Tabagismo Atinge 19% dos Jovens entre 16 e 24 Anos, Revela Estudo
Uma pesquisa mostra que os jovens de 16 a 24 anos têm a maior taxa de tabagismo do Brasil, superando a média nacional. A conscientização sobre os riscos é urgente.

Uma pesquisa realizada pelo Instituto A.C. Camargo Câncer Center em parceria com a Nexus revelou que os jovens brasileiros com idades entre 16 e 24 anos têm uma taxa de tabagismo alarmante. Na amostra, 19% dos entrevistados dessa faixa etária se declararam fumantes ativos, seja de cigarros convencionais ou eletrônicos, um índice superior à média nacional de 17% e a qualquer outra faixa etária analisada.
O estudo, que entrevistou mais de 2 mil pessoas em todo o Brasil, também destacou que a faixa etária de 25 a 40 anos apresenta o menor índice de tabagismo, com apenas 15% dos participantes afirmando serem fumantes. Os dados continuam a mostrar que 16% dos fumantes estão na faixa etária acima de 60 anos, enquanto 17% pertencem ao grupo de 41 a 59 anos.
Outro ponto relevante da pesquisa é que cerca de um terço da população brasileira, ou seja, 33%, convive frequentemente com fumantes em ambientes domésticos ou de trabalho. A inalação passiva da fumaça do cigarro é um fator de risco significativo para o desenvolvimento de câncer pulmonar, afetando até mesmo aqueles que nunca fumaram, conforme alertou Helano Freitas, líder do Centro de Referência de Tumores de Pulmão e Tórax do A.C. Camargo.

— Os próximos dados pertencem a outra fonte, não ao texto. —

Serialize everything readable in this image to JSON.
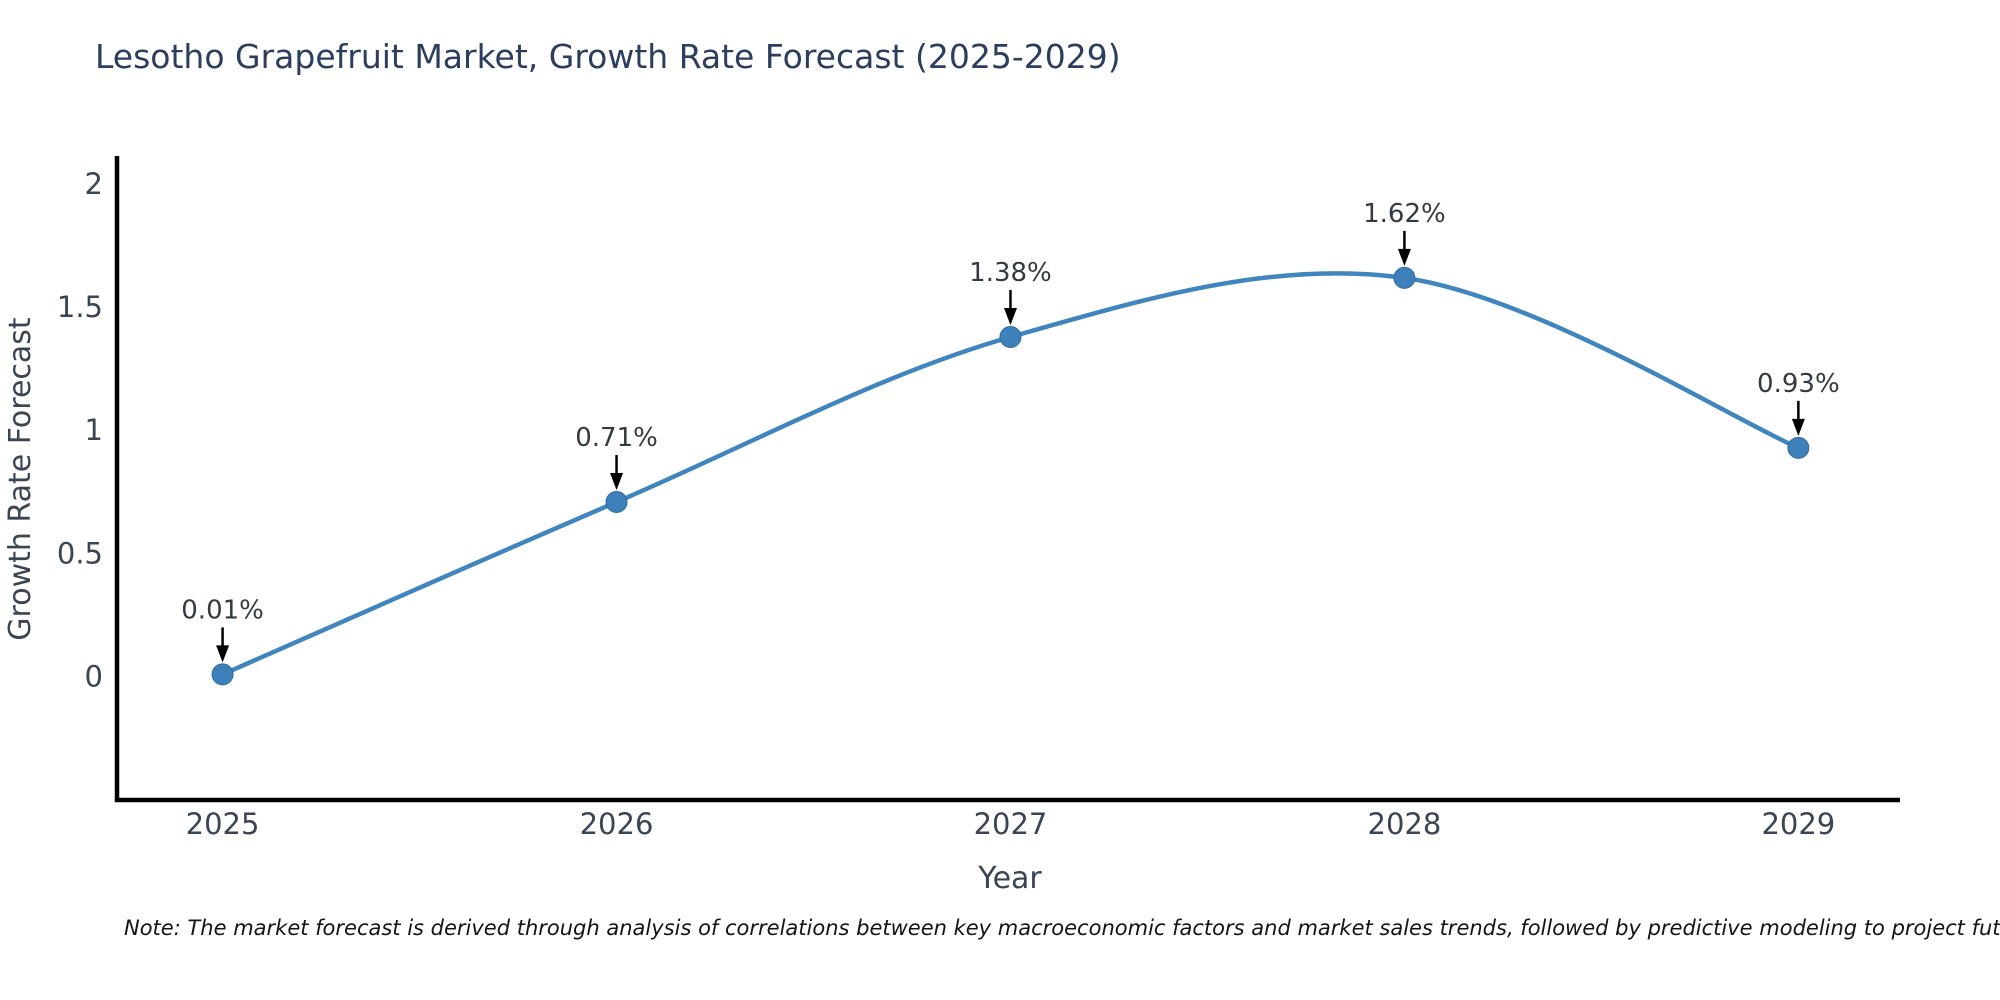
{
  "title": "Lesotho Grapefruit Market, Growth Rate Forecast (2025-2029)",
  "note": "Note: The market forecast is derived through analysis of correlations between key macroeconomic factors and market sales trends, followed by predictive modeling to project future sales",
  "chart_data": {
    "type": "line",
    "title": "Lesotho Grapefruit Market, Growth Rate Forecast (2025-2029)",
    "xlabel": "Year",
    "ylabel": "Growth Rate Forecast",
    "x": [
      2025,
      2026,
      2027,
      2028,
      2029
    ],
    "series": [
      {
        "name": "Growth Rate Forecast",
        "values": [
          0.01,
          0.71,
          1.38,
          1.62,
          0.93
        ]
      }
    ],
    "point_labels": [
      "0.01%",
      "0.71%",
      "1.38%",
      "1.62%",
      "0.93%"
    ],
    "xticks": {
      "values": [
        2025,
        2026,
        2027,
        2028,
        2029
      ],
      "labels": [
        "2025",
        "2026",
        "2027",
        "2028",
        "2029"
      ]
    },
    "yticks": {
      "values": [
        0,
        0.5,
        1,
        1.5,
        2
      ],
      "labels": [
        "0",
        "0.5",
        "1",
        "1.5",
        "2"
      ]
    },
    "xlim": [
      2024.732,
      2029.258
    ],
    "ylim": [
      -0.5,
      2.115
    ],
    "grid": false,
    "legend": "none",
    "line_style": {
      "smoothing": "spline",
      "color": "#4185bf",
      "width": 4.5
    },
    "marker_style": {
      "shape": "circle",
      "color": "#3d80ba",
      "edge_color": "#2f6ba3",
      "diameter": 21
    },
    "annotation_arrow_color": "#000000",
    "colors": {
      "title": "#2c3e5d",
      "axis_line": "#000000",
      "tick_label": "#3a4554",
      "axis_label": "#3a4554",
      "annotation": "#333a42",
      "note": "#141414",
      "background": "#ffffff"
    }
  }
}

Freitas enfatizou a necessidade de atenção especial à incidência de tabagismo entre os jovens, já que o primeiro contato com o cigarro ocorre, em média, aos 16 anos. Este grupo é considerado vulnerável e corre um alto risco de se tornarem dependentes, um problema que também afeta outras idades, mas que merece foco específico.

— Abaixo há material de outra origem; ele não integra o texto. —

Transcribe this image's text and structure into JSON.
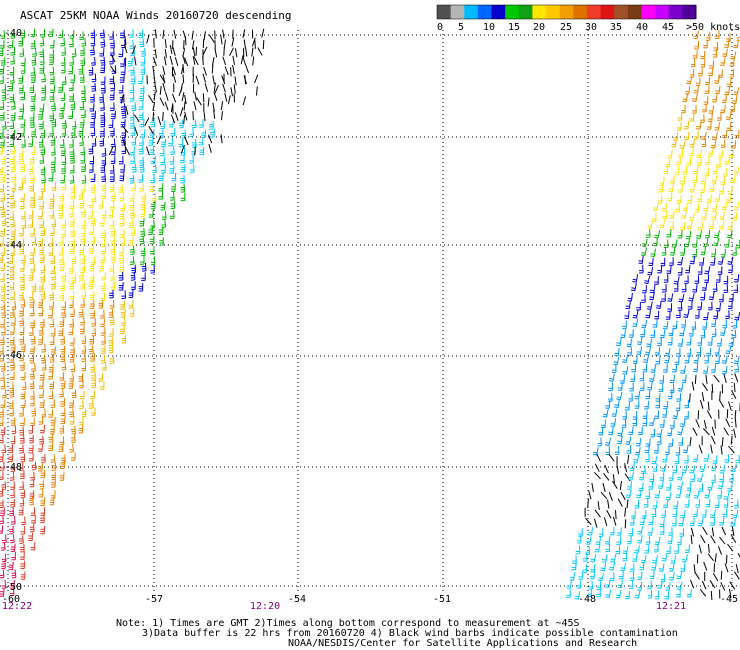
{
  "title": "ASCAT 25KM NOAA Winds 20160720 descending",
  "legend": {
    "unit_suffix": ">50 knots",
    "ticks": [
      "0",
      "5",
      "10",
      "15",
      "20",
      "25",
      "30",
      "35",
      "40",
      "45"
    ],
    "colors": [
      "#505050",
      "#b4b4b4",
      "#00bcff",
      "#0064ff",
      "#0000c8",
      "#00c800",
      "#14a014",
      "#ffe600",
      "#ffc800",
      "#f0a000",
      "#e07000",
      "#f03c28",
      "#e01414",
      "#a05028",
      "#7a3c14",
      "#ff00ff",
      "#c800ff",
      "#7800c8",
      "#500096"
    ]
  },
  "lat_labels": [
    "-40",
    "-42",
    "-44",
    "-46",
    "-48",
    "-50"
  ],
  "lon_labels": [
    "-60",
    "-57",
    "-54",
    "-51",
    "-48",
    "-45"
  ],
  "times": [
    "12:22",
    "12:20",
    "12:21"
  ],
  "notes": [
    "Note: 1) Times are GMT 2)Times along bottom correspond to measurement at ~45S",
    "3)Data buffer is 22 hrs from 20160720 4) Black wind barbs indicate possible contamination",
    "NOAA/NESDIS/Center for Satellite Applications and Research"
  ],
  "wind_colors": {
    "black": "#000000",
    "cyan": "#00c8ff",
    "lightblue": "#0096ff",
    "blue": "#0000dc",
    "green": "#00b400",
    "yellow": "#ffe100",
    "gold": "#f0be00",
    "orange": "#e68200",
    "red": "#dc3c28",
    "pink": "#dc1450",
    "brown": "#b45014"
  }
}
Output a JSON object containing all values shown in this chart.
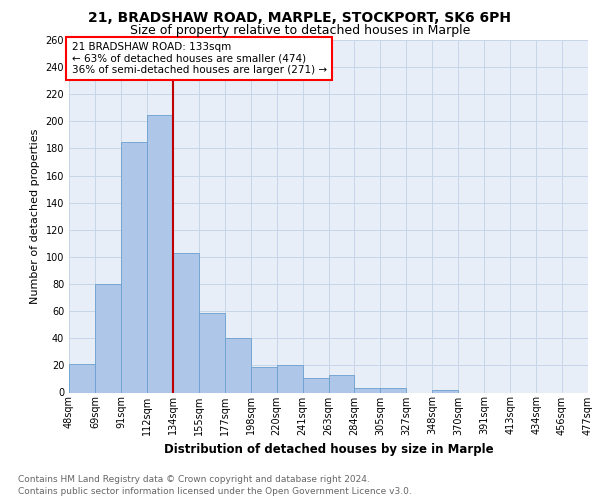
{
  "title1": "21, BRADSHAW ROAD, MARPLE, STOCKPORT, SK6 6PH",
  "title2": "Size of property relative to detached houses in Marple",
  "xlabel": "Distribution of detached houses by size in Marple",
  "ylabel": "Number of detached properties",
  "bar_values": [
    21,
    80,
    185,
    205,
    103,
    59,
    40,
    19,
    20,
    11,
    13,
    3,
    3,
    0,
    2,
    0,
    0,
    0,
    0,
    0
  ],
  "bar_labels": [
    "48sqm",
    "69sqm",
    "91sqm",
    "112sqm",
    "134sqm",
    "155sqm",
    "177sqm",
    "198sqm",
    "220sqm",
    "241sqm",
    "263sqm",
    "284sqm",
    "305sqm",
    "327sqm",
    "348sqm",
    "370sqm",
    "391sqm",
    "413sqm",
    "434sqm",
    "456sqm",
    "477sqm"
  ],
  "bar_color": "#aec6e8",
  "bar_edge_color": "#6a9fd0",
  "property_line_label": "21 BRADSHAW ROAD: 133sqm",
  "annotation_line1": "← 63% of detached houses are smaller (474)",
  "annotation_line2": "36% of semi-detached houses are larger (271) →",
  "annotation_box_color": "white",
  "annotation_box_edge": "red",
  "vline_color": "#c00000",
  "ylim": [
    0,
    260
  ],
  "yticks": [
    0,
    20,
    40,
    60,
    80,
    100,
    120,
    140,
    160,
    180,
    200,
    220,
    240,
    260
  ],
  "grid_color": "#c8d4e8",
  "bg_color": "#e8eef8",
  "footer1": "Contains HM Land Registry data © Crown copyright and database right 2024.",
  "footer2": "Contains public sector information licensed under the Open Government Licence v3.0.",
  "title1_fontsize": 10,
  "title2_fontsize": 9,
  "xlabel_fontsize": 8.5,
  "ylabel_fontsize": 8,
  "tick_fontsize": 7,
  "annot_fontsize": 7.5,
  "footer_fontsize": 6.5
}
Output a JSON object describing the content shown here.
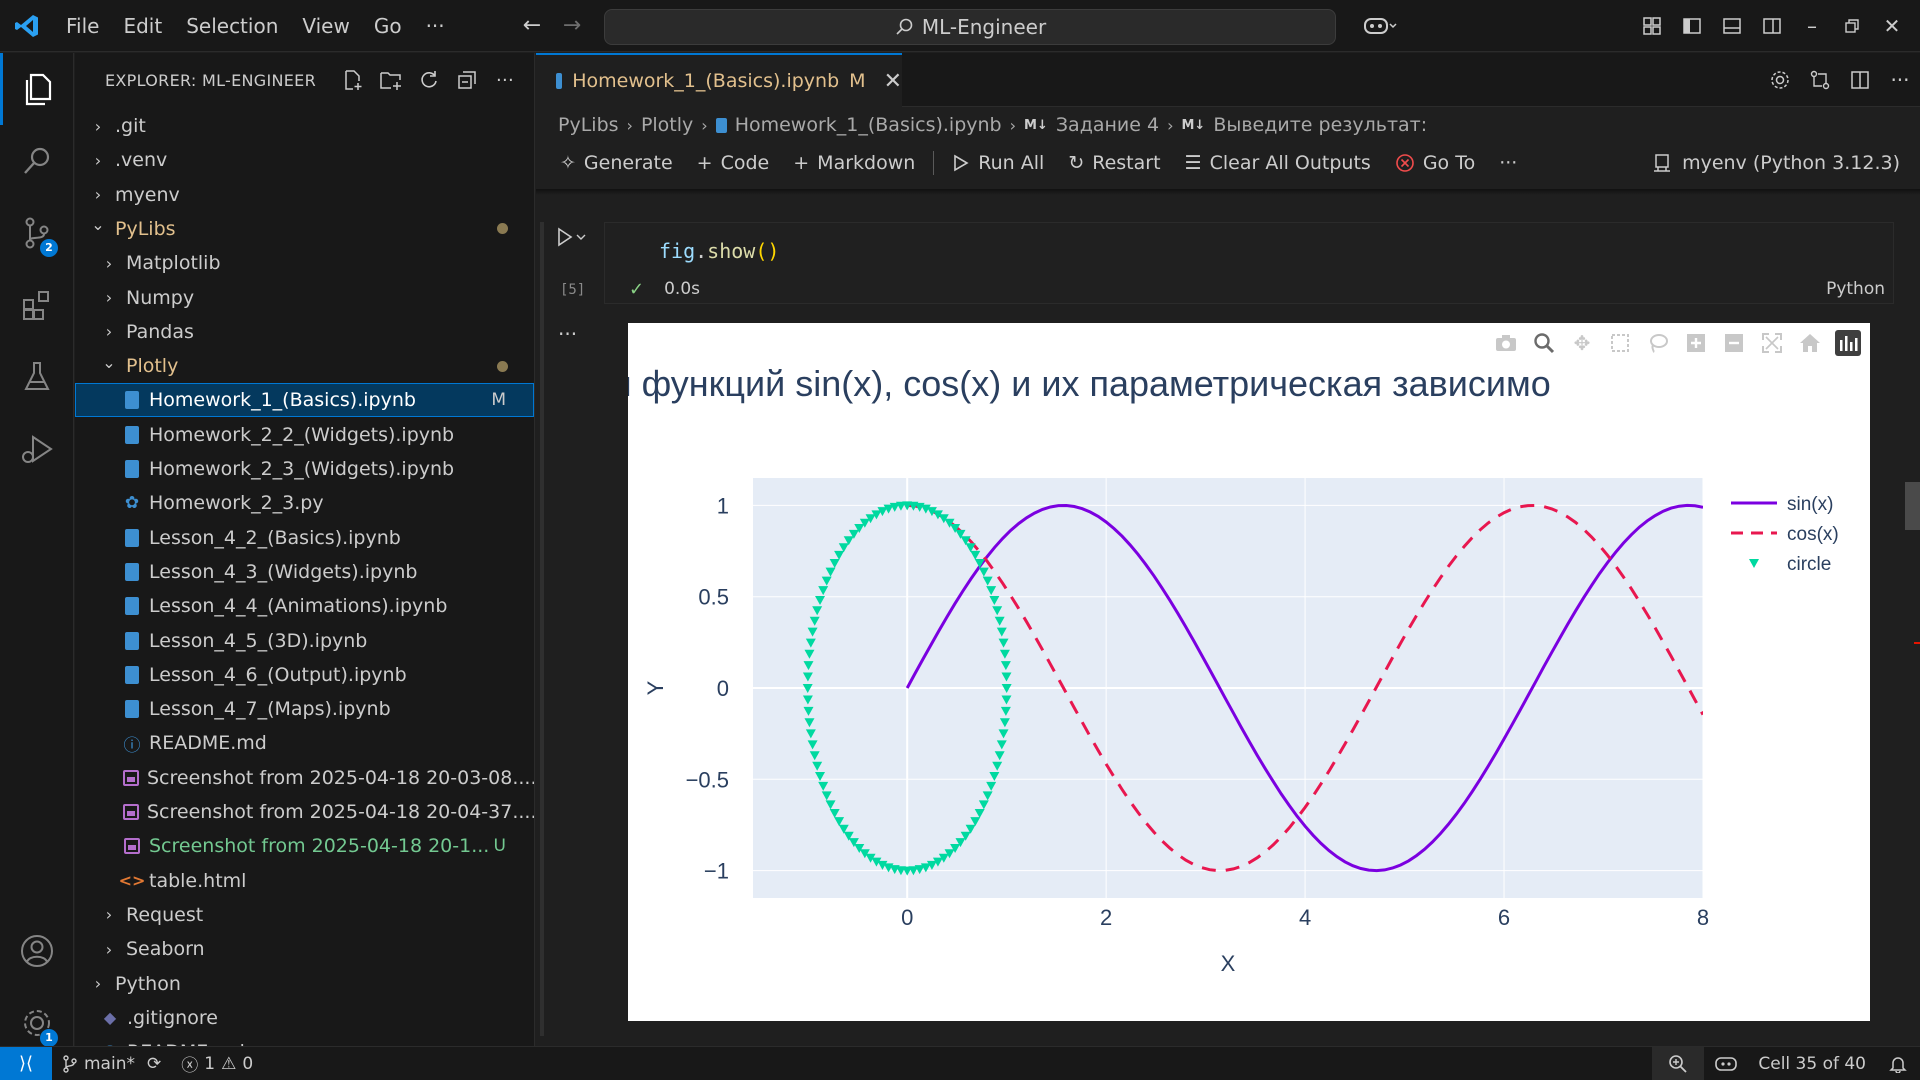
{
  "titlebar": {
    "menus": [
      "File",
      "Edit",
      "Selection",
      "View",
      "Go"
    ],
    "more": "···",
    "search_text": "ML-Engineer"
  },
  "activitybar": {
    "source_control_badge": "2",
    "settings_badge": "1"
  },
  "sidebar": {
    "title": "EXPLORER: ML-ENGINEER",
    "tree": [
      {
        "label": ".git",
        "type": "folder",
        "depth": 0,
        "expanded": false
      },
      {
        "label": ".venv",
        "type": "folder",
        "depth": 0,
        "expanded": false
      },
      {
        "label": "myenv",
        "type": "folder",
        "depth": 0,
        "expanded": false
      },
      {
        "label": "PyLibs",
        "type": "folder",
        "depth": 0,
        "expanded": true,
        "modified_dot": true,
        "color": "#e2c08d"
      },
      {
        "label": "Matplotlib",
        "type": "folder",
        "depth": 1,
        "expanded": false
      },
      {
        "label": "Numpy",
        "type": "folder",
        "depth": 1,
        "expanded": false
      },
      {
        "label": "Pandas",
        "type": "folder",
        "depth": 1,
        "expanded": false
      },
      {
        "label": "Plotly",
        "type": "folder",
        "depth": 1,
        "expanded": true,
        "modified_dot": true,
        "color": "#e2c08d"
      },
      {
        "label": "Homework_1_(Basics).ipynb",
        "type": "notebook",
        "depth": 2,
        "selected": true,
        "status": "M"
      },
      {
        "label": "Homework_2_2_(Widgets).ipynb",
        "type": "notebook",
        "depth": 2
      },
      {
        "label": "Homework_2_3_(Widgets).ipynb",
        "type": "notebook",
        "depth": 2
      },
      {
        "label": "Homework_2_3.py",
        "type": "python",
        "depth": 2
      },
      {
        "label": "Lesson_4_2_(Basics).ipynb",
        "type": "notebook",
        "depth": 2
      },
      {
        "label": "Lesson_4_3_(Widgets).ipynb",
        "type": "notebook",
        "depth": 2
      },
      {
        "label": "Lesson_4_4_(Animations).ipynb",
        "type": "notebook",
        "depth": 2
      },
      {
        "label": "Lesson_4_5_(3D).ipynb",
        "type": "notebook",
        "depth": 2
      },
      {
        "label": "Lesson_4_6_(Output).ipynb",
        "type": "notebook",
        "depth": 2
      },
      {
        "label": "Lesson_4_7_(Maps).ipynb",
        "type": "notebook",
        "depth": 2
      },
      {
        "label": "README.md",
        "type": "info",
        "depth": 2
      },
      {
        "label": "Screenshot from 2025-04-18 20-03-08....",
        "type": "image",
        "depth": 2
      },
      {
        "label": "Screenshot from 2025-04-18 20-04-37....",
        "type": "image",
        "depth": 2
      },
      {
        "label": "Screenshot from 2025-04-18 20-1...",
        "type": "image",
        "depth": 2,
        "status": "U",
        "color": "#73c991"
      },
      {
        "label": "table.html",
        "type": "html",
        "depth": 2
      },
      {
        "label": "Request",
        "type": "folder",
        "depth": 1,
        "expanded": false
      },
      {
        "label": "Seaborn",
        "type": "folder",
        "depth": 1,
        "expanded": false
      },
      {
        "label": "Python",
        "type": "folder",
        "depth": 0,
        "expanded": false
      },
      {
        "label": ".gitignore",
        "type": "gitignore",
        "depth": 0
      },
      {
        "label": "README.md",
        "type": "info",
        "depth": 0
      }
    ]
  },
  "editor": {
    "tab": {
      "label": "Homework_1_(Basics).ipynb",
      "status": "M"
    },
    "breadcrumb": [
      "PyLibs",
      "Plotly",
      "Homework_1_(Basics).ipynb",
      "Задание 4",
      "Выведите результат:"
    ],
    "toolbar": {
      "generate": "Generate",
      "code": "Code",
      "markdown": "Markdown",
      "run_all": "Run All",
      "restart": "Restart",
      "clear_outputs": "Clear All Outputs",
      "go_to": "Go To",
      "more": "···"
    },
    "kernel": "myenv (Python 3.12.3)",
    "cell": {
      "exec_count": "[5]",
      "duration": "0.0s",
      "language": "Python",
      "code": {
        "var": "fig",
        "dot": ".",
        "fn": "show",
        "parens": "()"
      }
    }
  },
  "chart_data": {
    "type": "line",
    "title": "фики функций sin(x), cos(x) и их параметрическая зависимо",
    "xlabel": "X",
    "ylabel": "Y",
    "xlim": [
      -1.55,
      8
    ],
    "ylim": [
      -1.15,
      1.15
    ],
    "xticks": [
      {
        "v": 0,
        "label": "0"
      },
      {
        "v": 2,
        "label": "2"
      },
      {
        "v": 4,
        "label": "4"
      },
      {
        "v": 6,
        "label": "6"
      },
      {
        "v": 8,
        "label": "8"
      }
    ],
    "yticks": [
      {
        "v": 1,
        "label": "1"
      },
      {
        "v": 0.5,
        "label": "0.5"
      },
      {
        "v": 0,
        "label": "0"
      },
      {
        "v": -0.5,
        "label": "−0.5"
      },
      {
        "v": -1,
        "label": "−1"
      }
    ],
    "grid": true,
    "plot_bg": "#e5ecf6",
    "legend": {
      "placement": "top-right"
    },
    "series": [
      {
        "name": "sin(x)",
        "kind": "line",
        "color": "#7b00e0",
        "dash": "solid",
        "x_range": [
          0,
          8
        ],
        "function": "sin"
      },
      {
        "name": "cos(x)",
        "kind": "line",
        "color": "#e8174f",
        "dash": "dash",
        "x_range": [
          0,
          8
        ],
        "function": "cos"
      },
      {
        "name": "circle",
        "kind": "markers",
        "color": "#00d9a0",
        "marker": "triangle-down",
        "parametric": "x=cos(t), y=sin(t)",
        "count": 100
      }
    ]
  },
  "statusbar": {
    "branch": "main*",
    "errors": "1",
    "warnings": "0",
    "cell_position": "Cell 35 of 40"
  }
}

Além disso, os dados revelaram que a taxa de ex-fumantes é maior entre os mais velhos, com 32% na faixa acima de 60 anos. A pesquisa também mostrou que a prevalência do tabagismo está associada a fatores socioeconômicos, com 19% dos entrevistados que recebem até um salário mínimo sendo fumantes. Assim, a luta contra o tabagismo precisa ser uma prioridade nas políticas públicas, visando reduzir esses números alarmantes.